Hydrogen, helium and traces of lithium were created a few minutes after the big bang. At that time, it was very hot, so protons, electrons and neutrons (which had newly formed) could fly around freely. Normally, two protons do not bump into each other and stick together because they have the same polarity. They are both positive. But at that time it was so hot that protons could easily bump into each other and stick together.

All the hydrogen we know of was created a few moments after the big bang. But as stars use this most basic element to make more complex ones the universe could run out. Gladly this will not happen because of radioactive decay.

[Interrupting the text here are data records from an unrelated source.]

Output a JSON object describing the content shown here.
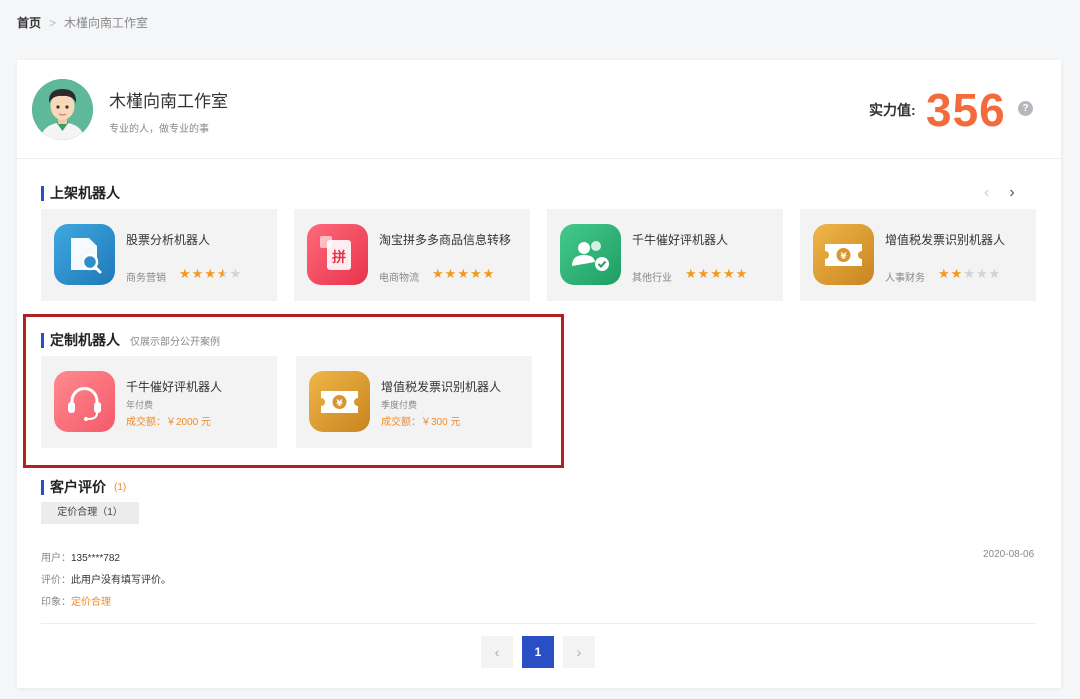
{
  "breadcrumb": {
    "home": "首页",
    "current": "木槿向南工作室"
  },
  "header": {
    "shop_name": "木槿向南工作室",
    "slogan": "专业的人，做专业的事",
    "power_label": "实力值:",
    "power_value": "356",
    "help_glyph": "?"
  },
  "listed": {
    "title": "上架机器人",
    "bots": [
      {
        "name": "股票分析机器人",
        "category": "商务营销",
        "rating": 3.5,
        "icon": "stock-analysis-icon",
        "color": "#2f8fc8"
      },
      {
        "name": "淘宝拼多多商品信息转移",
        "category": "电商物流",
        "rating": 5,
        "icon": "pinduoduo-icon",
        "color": "#f0455b"
      },
      {
        "name": "千牛催好评机器人",
        "category": "其他行业",
        "rating": 5,
        "icon": "users-check-icon",
        "color": "#2fb67a"
      },
      {
        "name": "增值税发票识别机器人",
        "category": "人事财务",
        "rating": 2,
        "icon": "yuan-ticket-icon",
        "color": "#e5a43a"
      }
    ]
  },
  "custom": {
    "title": "定制机器人",
    "subtitle": "仅展示部分公开案例",
    "bots": [
      {
        "name": "千牛催好评机器人",
        "pay": "年付费",
        "amount": "成交额：￥2000 元",
        "icon": "headset-icon",
        "color": "#f9707a"
      },
      {
        "name": "增值税发票识别机器人",
        "pay": "季度付费",
        "amount": "成交额：￥300 元",
        "icon": "yuan-ticket-icon",
        "color": "#e5a43a"
      }
    ]
  },
  "reviews": {
    "title": "客户评价",
    "count": "(1)",
    "tag": "定价合理（1）",
    "items": [
      {
        "user_label": "用户：",
        "user": "135****782",
        "date": "2020-08-06",
        "comment_label": "评价：",
        "comment": "此用户没有填写评价。",
        "impression_label": "印象：",
        "impression": "定价合理"
      }
    ]
  },
  "pagination": {
    "prev": "‹",
    "page": "1",
    "next": "›"
  }
}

Helium ,the second most abundant element in the universe after hydrogen, was not only created a few minutes after the big bang but also in stars with the proton proton chain (fusion of hydrogen into helium).

Unlike most elements lithium is not created in stars, only in white dwarfs (dead stars), and that is why it is not one of the most abundant elements even though traces of it were created just after the big bang.

carbon, nitrogen, oxygen, magnesium, fluorine, neon, silicon, sulfur, iron and nickel

All those elements were created by fusion in stars.

More information in the blog entry life of a star.

Most elements from iron to lead

Most elements heavier then iron are created in the (slow neutron capture)s-process when an atom heavier than helium gets bombarded with neutrons. These neutrons are created when carbon13 or neon22 atoms are bombarded with alpha particles (helium cores). These neutrons then transform into protons and make new elements.
In stars this process happens between the hydrogen and helium layer. The process stops at lead.

Most elements heavier than lead

Elements heavier than lead are created in the (rapid neutron capture)r-process which is the same as the s-process but faster and with more neutrons. This process happens in supernovas.